Born an Austrian archduchess and married at 14 to the future King of France, Maria Antonia Josepha Johanna, better known as Marie Antoinette, is an elusive character to understand. Like Anne Boleyn, another doomed queen, she takes on many forms. On one hand, she's the she-devil who corrupted a nation, spent millions of dollars on frivolity, kept countless lovers while cuckolding her husband the King, and deserved the inglorious end she received. On the other, she's the tragic martyr of Versailles, a doting wife and loving mother who was falsely accused of a storm of accusations, betrayed by the nation she loved and whose interests she worked tirelessly for. It is difficult to remember that the woman who mounted the scaffold at thirty-eight years old began her life as an indulged little daughter of one of Europe's most celebrated monarchs, a young girl desperate to please all around her. Antonia Fraser takes this much-disputed figure and shows the journey from archduchess to queen to mother...to legend.

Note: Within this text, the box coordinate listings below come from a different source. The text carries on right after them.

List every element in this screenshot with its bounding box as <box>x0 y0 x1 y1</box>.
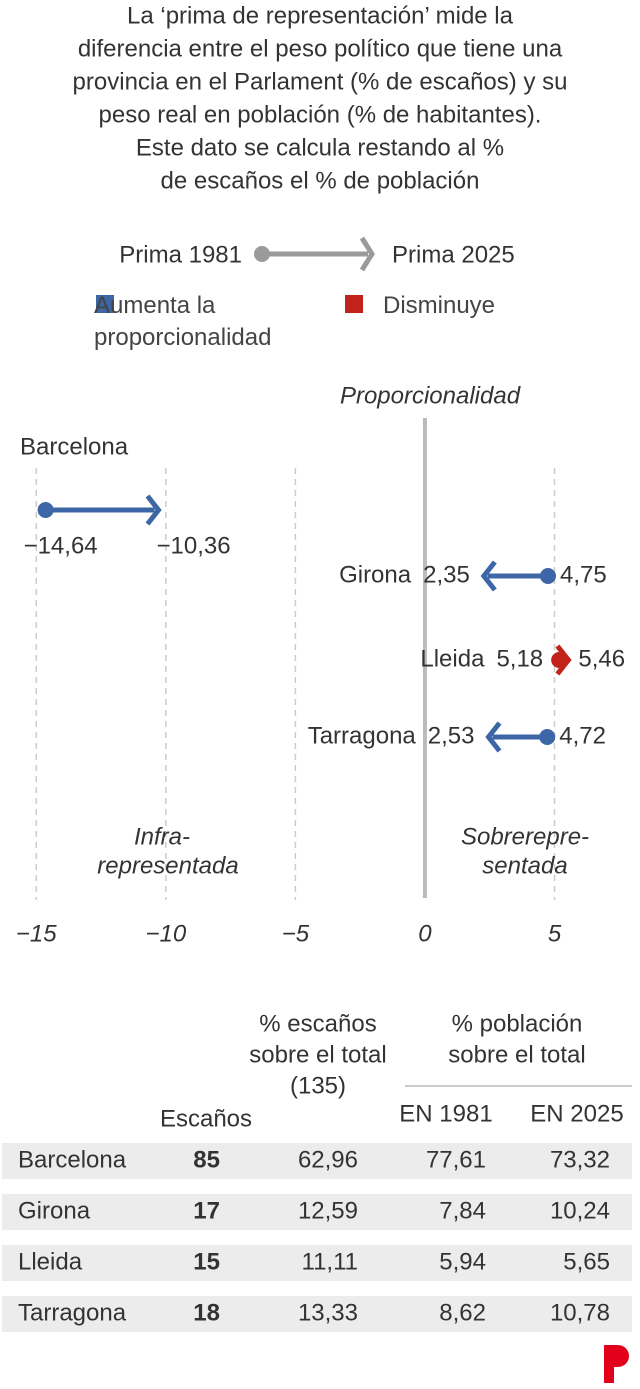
table-header: Escaños <box>160 1105 252 1132</box>
table-header: sobre el total <box>448 1041 585 1068</box>
x-tick-label: 5 <box>548 920 562 947</box>
table-cell: 17 <box>193 1197 220 1224</box>
table-header: EN 1981 <box>399 1100 492 1127</box>
start-dot <box>37 502 54 518</box>
category-label: Barcelona <box>20 433 129 460</box>
legend-to: Prima 2025 <box>392 241 515 268</box>
intro-line: La ‘prima de representación’ mide la <box>127 2 514 29</box>
x-tick-label: −5 <box>282 920 310 947</box>
table-cell: 10,24 <box>550 1197 610 1224</box>
legend-swatch <box>96 295 114 313</box>
table-cell: 8,62 <box>439 1299 486 1326</box>
table-cell: 7,84 <box>439 1197 486 1224</box>
start-dot <box>539 729 556 745</box>
table-row-bg <box>2 1245 632 1281</box>
legend-label: Aumenta la proporcionalidad <box>94 292 272 351</box>
table-header: EN 2025 <box>530 1100 623 1127</box>
x-tick-label: −10 <box>145 920 186 947</box>
legend-head <box>359 236 375 272</box>
intro-line: Este dato se calcula restando al % <box>136 134 504 161</box>
table-cell: Girona <box>18 1197 91 1224</box>
zone-label: Sobrerepre- <box>461 823 589 850</box>
value-label: −10,36 <box>157 532 231 559</box>
value-label: 5,18 <box>496 645 543 672</box>
legend-dot <box>254 246 270 262</box>
value-label: 2,35 <box>423 561 470 588</box>
table-cell: 5,65 <box>563 1248 610 1275</box>
table-cell: Lleida <box>18 1248 83 1275</box>
table-row-bg <box>2 1194 632 1230</box>
table-cell: 11,11 <box>302 1248 359 1275</box>
logo <box>604 1345 629 1383</box>
table-cell: 15 <box>193 1248 220 1275</box>
value-label: 4,72 <box>559 722 606 749</box>
start-dot <box>540 568 557 584</box>
table-header: % población <box>452 1010 583 1037</box>
legend-label: Disminuye <box>383 292 496 319</box>
table-cell: 13,33 <box>298 1299 358 1326</box>
table-cell: Tarragona <box>18 1299 127 1326</box>
category-label: Tarragona <box>308 722 417 749</box>
table-cell: 85 <box>193 1146 220 1173</box>
table-cell: 12,59 <box>298 1197 358 1224</box>
value-label: −14,64 <box>24 532 98 559</box>
zone-label: sentada <box>482 852 567 879</box>
intro-line: diferencia entre el peso político que ti… <box>78 35 563 62</box>
center-label: Proporcionalidad <box>340 382 521 409</box>
table-cell: Barcelona <box>18 1146 127 1173</box>
value-label: 2,53 <box>428 722 475 749</box>
arrow-head <box>555 644 572 676</box>
arrow-head <box>485 721 502 753</box>
x-tick-label: 0 <box>418 920 432 947</box>
value-label: 4,75 <box>560 561 607 588</box>
zone-label: representada <box>97 852 238 879</box>
intro-line: de escaños el % de población <box>161 167 480 194</box>
zone-label: Infra- <box>134 823 190 850</box>
arrow-head <box>145 494 162 526</box>
table-header: % escaños <box>259 1010 376 1037</box>
table-cell: 5,94 <box>439 1248 486 1275</box>
legend-swatch <box>345 295 363 313</box>
table-row-bg <box>2 1296 632 1332</box>
arrow-head <box>480 560 497 592</box>
table-header: sobre el total <box>249 1041 386 1068</box>
table-cell: 10,78 <box>550 1299 610 1326</box>
x-tick-label: −15 <box>16 920 57 947</box>
table-row-bg <box>2 1143 632 1179</box>
intro-line: peso real en población (% de habitantes)… <box>99 101 542 128</box>
legend-from: Prima 1981 <box>119 241 242 268</box>
table-cell: 77,61 <box>426 1146 486 1173</box>
category-label: Lleida <box>420 645 485 672</box>
intro-line: provincia en el Parlament (% de escaños)… <box>73 68 568 95</box>
category-label: Girona <box>339 561 412 588</box>
table-cell: 73,32 <box>550 1146 610 1173</box>
table-cell: 62,96 <box>298 1146 358 1173</box>
value-label: 5,46 <box>578 645 625 672</box>
table-cell: 18 <box>193 1299 220 1326</box>
table-header: (135) <box>290 1072 346 1099</box>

Like Alison Weir, Antonia Fraser has the gift of taking historical nonfiction and writing it like a novel. This book, long as it was (500 pages) was an incredibly fast read. Having seen the Sofia Coppola film that it was loosely based upon, I expected pages upon pages of indulgence, frivolity, and saccharine sweetness. The film does Fraser's book no credit. Antoinette's spendthrift days are over long before the book is halfway complete -- truly, Fraser spends the majority of her writing discussing and dissecting the long and terrible years of imprisonment and terror that Antoinette and her family spent after the liberation of the Bastille and the fall of the monarchy. A great deal of time is spent in trying to explain exactly why the French people so hated Marie Antoinette, that she became the scapegoat and the symbol of all that was wrong with the monarchy.
Growing up, most of us are introduced to Marie Antoinette as the frivolous queen who wasted the country's money like crazy and was too stupid to realize she was spending her way into her own grave. And Sofia Coppola and Kirsten Dunst would surely point us in that direction. But Fraser's book offers a closer look into the life of the real Antoinette, her lifestyle, her motives, her viewpoints, and why, as Fraser believes, her tragic end was a foregone conclusion from the moment of her birth.